- 4 tablespoons butter
- ¼ cup sugar
- Juice of 6 oranges; zest from one
- Extra whole orange for garnish
- 3 tablespoons of orange liqueur (We use Patrón Orange Liquer)
- 3 tablespoons cognac (optional)
Melt butter in large skillet over medium heat. Stir in the sugar, zest, juice, and liqueur. Stirring constantly, reduce sauce to ⅔ cup.
FOR EXTRA SWEET CREPES: Very delicately add each crepe to the pan—one at a time—and coat it in the sauce. (I use a chopstick and for this) Fold each one in quarters, and arrange three on each plate, repeating until each crepe has been dipped and plated.
FOR NORMAL SWEETNESS: Fold crepes in quarters and then put into pan to coat with sauce.
Scrap up the extra bits of orange zest and add orange slices as your garnish. (Whipped cream on vanilla ice cream is divine too!)
Adults only: If you wish to flambé the sauce, reserve two tablespoons and add three more of brandy. Stir together and remove the pan from the heat. Ignite with a match and pour the flaming sauce over the crepes. Important Note: You should only ignite the sauce using a metal pan; do not use a non-stick pan. Serve immediately.
The dish was created out of a mistake made by a fourteen year-old assistant waiter Henri Charpentier in 1895 at the Maitre at Monte Carlo’s Café de Paris. He was preparing a dessert for the Prince of Wales, the future King Edward VII of England, and his companion whose first name was Suzette.
This is told by Henri Charpentier himself in Life a la Henri, his autobiography.
“It was quite by accident as I worked in front of a chafing dish that the cordials caught fire.
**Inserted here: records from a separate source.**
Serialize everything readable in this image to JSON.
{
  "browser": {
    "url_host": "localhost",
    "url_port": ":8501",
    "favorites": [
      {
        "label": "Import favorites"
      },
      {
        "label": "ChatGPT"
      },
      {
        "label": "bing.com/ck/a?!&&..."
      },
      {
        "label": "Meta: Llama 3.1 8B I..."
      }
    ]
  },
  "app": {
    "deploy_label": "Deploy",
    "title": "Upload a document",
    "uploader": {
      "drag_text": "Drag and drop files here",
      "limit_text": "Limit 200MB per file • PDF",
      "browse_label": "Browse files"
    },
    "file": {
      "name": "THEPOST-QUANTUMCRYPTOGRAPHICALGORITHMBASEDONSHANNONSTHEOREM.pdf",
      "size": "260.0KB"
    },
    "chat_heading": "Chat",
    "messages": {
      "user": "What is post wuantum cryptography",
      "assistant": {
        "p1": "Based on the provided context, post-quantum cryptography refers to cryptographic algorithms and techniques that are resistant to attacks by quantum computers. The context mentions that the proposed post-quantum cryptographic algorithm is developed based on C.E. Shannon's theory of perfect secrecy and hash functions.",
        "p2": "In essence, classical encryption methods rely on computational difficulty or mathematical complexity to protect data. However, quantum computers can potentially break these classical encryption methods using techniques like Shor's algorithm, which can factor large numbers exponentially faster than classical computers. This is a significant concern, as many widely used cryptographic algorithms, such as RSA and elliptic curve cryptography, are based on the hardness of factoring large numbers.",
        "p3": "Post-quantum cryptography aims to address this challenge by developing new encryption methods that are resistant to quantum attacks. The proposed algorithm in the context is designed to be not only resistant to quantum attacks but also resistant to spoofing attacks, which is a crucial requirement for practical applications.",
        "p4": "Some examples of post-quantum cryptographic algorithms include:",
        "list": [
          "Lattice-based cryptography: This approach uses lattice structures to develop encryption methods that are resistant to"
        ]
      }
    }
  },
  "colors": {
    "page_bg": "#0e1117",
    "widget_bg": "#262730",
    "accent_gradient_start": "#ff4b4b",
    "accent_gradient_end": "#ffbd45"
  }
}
I thought I was ruined. The Prince and his friends were waiting. How could I begin all over? I tasted it. It was, I thought, the most delicious melody of sweet flavors I had ever tasted. I still think so. That accident of the flame was precisely what was needed to bring all those various instruments into one harmony of taste . . . He ate the pancakes with a fork; but he used a spoon to capture the remaining syrup. He asked me the name of that which he had eaten with so much relish. I told him it was to be called Crepes Princesse. He recognized that the pancake controlled the gender and that this was a compliment designed for him; but he protested with mock ferocity that there was a lady present. She was alert and rose to her feet and holding her little shirt wide with her hands she made him a curtsey. ‘Will you,’ said His Majesty, ‘change Crepes Princesse to Crepes Suzette?’ Thus was born and baptized this confection, one taste of which, I really believe, would reform a cannibal into a civilized gentleman. The next day I received a present from the Prince, a jeweled ring, a panama hat and a cane.”